The education secretary repeated misleading claims while lauding the Conservatives’ record on schools – a day after the statistics watchdog issued a pre-election warning against “misusing” figures.
Gavin Williamson, writing for The Times on Tuesday, claimed his party’s “revolution in school standards” meant 1.9 million more children were taught in ‘good’ and ‘outstanding’ schools, a figure that the UK Statistics Authority (UKSA) says does not give the “full picture”.
Statistical sources should be clear and accessible to all; any caveats or limitations in the statistics should be respected
Most of the increase is down to rising pupil numbers and government changes that mean ‘outstanding’ schools are not routinely inspected.
On Monday the UKSA asked the leaders of all political parties for their “support and leadership” to ensure statistics used during for December’s election campaign “serves the public good”.
Sir David Norgrove, the authority chair, said misuse “damages their integrity, causes confusion and undermines trust”.
He said this was “particularly important during the intense public scrutiny of an election campaign where misinformation can spread quickly”.
In Williamson’s piece, headlined “Don’t let Labour take charge of our children’s schools”, he also said the government was upping school funding by £14 billion.
That figure is a cumulative total over three years. The schools budget will actually be increased by an £7.1 billion extra a year – but not until 2022.
The Department for Education has been warned that use of the £14 billion “could mislead” without additional context.
The UKSA has rapped the department five times in the past two years. In 2018-19 the watchdog dealt with 14 cases relating to the DfE, more than any other department.
Mike Jones, the department’s head of data insight and statistics, told a statistics conference on Wednesday: “We have said some things that we shouldn’t.”

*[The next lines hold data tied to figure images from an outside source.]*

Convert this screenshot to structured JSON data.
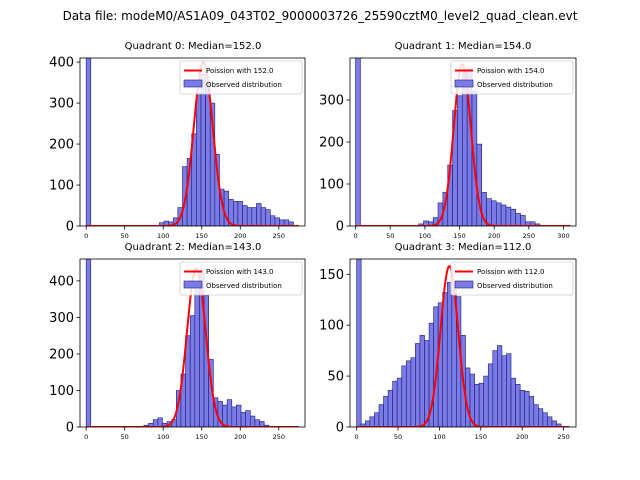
{
  "figure": {
    "suptitle": "Data file: modeM0/AS1A09_043T02_9000003726_25590cztM0_level2_quad_clean.evt"
  },
  "colors": {
    "bar_fill": "#7b7be6",
    "bar_edge": "#1a1a80",
    "curve": "#ff0000"
  },
  "chart_data": [
    {
      "type": "bar",
      "title": "Quadrant 0: Median=152.0",
      "xlim": [
        -8,
        284
      ],
      "ylim": [
        0,
        410
      ],
      "xticks": [
        0,
        50,
        100,
        150,
        200,
        250
      ],
      "yticks": [
        0,
        100,
        200,
        300,
        400
      ],
      "bin_width": 6,
      "legend": {
        "position": "top-right",
        "curve_label": "Poission with 152.0",
        "bar_label": "Observed distribution"
      },
      "bins": [
        0,
        95,
        101,
        107,
        113,
        119,
        125,
        131,
        137,
        143,
        149,
        155,
        161,
        167,
        173,
        179,
        185,
        191,
        197,
        203,
        209,
        215,
        221,
        227,
        233,
        239,
        245,
        251,
        257,
        263
      ],
      "values": [
        410,
        8,
        12,
        10,
        20,
        45,
        145,
        165,
        225,
        325,
        370,
        345,
        300,
        175,
        90,
        85,
        65,
        60,
        60,
        50,
        45,
        45,
        55,
        45,
        40,
        25,
        20,
        15,
        15,
        10
      ],
      "curve": {
        "mean": 152,
        "sigma": 12.3,
        "peak": 400
      }
    },
    {
      "type": "bar",
      "title": "Quadrant 1: Median=154.0",
      "xlim": [
        -8,
        318
      ],
      "ylim": [
        0,
        400
      ],
      "xticks": [
        0,
        50,
        100,
        150,
        200,
        250,
        300
      ],
      "yticks": [
        0,
        100,
        200,
        300
      ],
      "bin_width": 7,
      "legend": {
        "position": "top-right",
        "curve_label": "Poission with 154.0",
        "bar_label": "Observed distribution"
      },
      "bins": [
        0,
        91,
        98,
        105,
        112,
        119,
        126,
        133,
        140,
        147,
        154,
        161,
        168,
        175,
        182,
        189,
        196,
        203,
        210,
        217,
        224,
        231,
        238,
        245,
        252,
        259
      ],
      "values": [
        400,
        5,
        12,
        10,
        20,
        55,
        80,
        145,
        275,
        310,
        365,
        375,
        320,
        195,
        80,
        65,
        60,
        55,
        50,
        45,
        40,
        30,
        25,
        10,
        10,
        5
      ],
      "curve": {
        "mean": 154,
        "sigma": 12.4,
        "peak": 385
      }
    },
    {
      "type": "bar",
      "title": "Quadrant 2: Median=143.0",
      "xlim": [
        -8,
        284
      ],
      "ylim": [
        0,
        460
      ],
      "xticks": [
        0,
        50,
        100,
        150,
        200,
        250
      ],
      "yticks": [
        0,
        100,
        200,
        300,
        400
      ],
      "bin_width": 6,
      "legend": {
        "position": "top-right",
        "curve_label": "Poission with 143.0",
        "bar_label": "Observed distribution"
      },
      "bins": [
        0,
        75,
        81,
        87,
        93,
        99,
        105,
        111,
        117,
        123,
        129,
        135,
        141,
        147,
        153,
        159,
        165,
        171,
        177,
        183,
        189,
        195,
        201,
        207,
        213,
        219,
        225,
        231
      ],
      "values": [
        460,
        5,
        10,
        20,
        25,
        10,
        15,
        20,
        100,
        145,
        250,
        305,
        395,
        430,
        360,
        185,
        80,
        70,
        60,
        75,
        55,
        60,
        40,
        45,
        30,
        20,
        15,
        5
      ],
      "curve": {
        "mean": 143,
        "sigma": 12.0,
        "peak": 435
      }
    },
    {
      "type": "bar",
      "title": "Quadrant 3: Median=112.0",
      "xlim": [
        -8,
        265
      ],
      "ylim": [
        0,
        165
      ],
      "xticks": [
        0,
        50,
        100,
        150,
        200,
        250
      ],
      "yticks": [
        0,
        50,
        100,
        150
      ],
      "bin_width": 5.5,
      "legend": {
        "position": "top-right",
        "curve_label": "Poission with 112.0",
        "bar_label": "Observed distribution"
      },
      "bins": [
        0,
        5,
        10.5,
        16,
        21.5,
        27,
        32.5,
        38,
        43.5,
        49,
        54.5,
        60,
        65.5,
        71,
        76.5,
        82,
        87.5,
        93,
        98.5,
        104,
        109.5,
        115,
        120.5,
        126,
        131.5,
        137,
        142.5,
        148,
        153.5,
        159,
        164.5,
        170,
        175.5,
        181,
        186.5,
        192,
        197.5,
        203,
        208.5,
        214,
        219.5,
        225,
        230.5,
        236,
        241.5
      ],
      "values": [
        165,
        3,
        6,
        10,
        14,
        22,
        30,
        36,
        45,
        48,
        60,
        65,
        68,
        82,
        90,
        85,
        102,
        118,
        122,
        132,
        142,
        135,
        128,
        90,
        58,
        52,
        42,
        43,
        50,
        62,
        75,
        80,
        70,
        72,
        48,
        42,
        36,
        35,
        30,
        22,
        18,
        14,
        10,
        6,
        3
      ],
      "curve": {
        "mean": 112,
        "sigma": 10.6,
        "peak": 158
      }
    }
  ]
}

Norgrove told the political parties: “Statistical sources should be clear and accessible to all; any caveats or limitations in the statistics should be respected; and campaigns should not pick out single numbers that differ from the picture painted by the statistics as a whole.”
It is not just the government that has fallen foul on statistics (see our six dodgy claims to look out for, right).
They include a claim by Labour that more than 100 free schools have closed. Schools Week’s analysis puts the figure at 55 (Labour’s 100 includes proposed free school projects that never opened).
Education unions have also been in hot water. The National Education Union was rapped for incorrectly claiming on its website that “many schools will receive less” than the promised minimum £5,000 funding level for each secondary pupil. The claim has since been deleted.
The School Cuts website, run by a coalition of unions, was rebuked for claiming that 91 per cent of schools faced funding cuts. This gave a “misleading impression” as some of the cuts had already been made.
Surely some mistake?
Gavin Williamson wrongly claimed in his piece for The Times that he was the first education secretary to have attended an FE college.
He used this to explain why he has a “real drive to transform vocational and technical education for 16 to 19-year-olds”.
However David Blunkett, the education secretary from 1997 to 2001, studied for his O-levels at evening classes at Shrewsbury Technical College and Sheffield Richmond College of Further Education.
Furthermore, Williamson actually went to a sixth-form college (Scarborough Sixth Form College).
In 2016, Justine Greening became the first education secretary to have attended a sixth-form college (Thomas Rotherham College).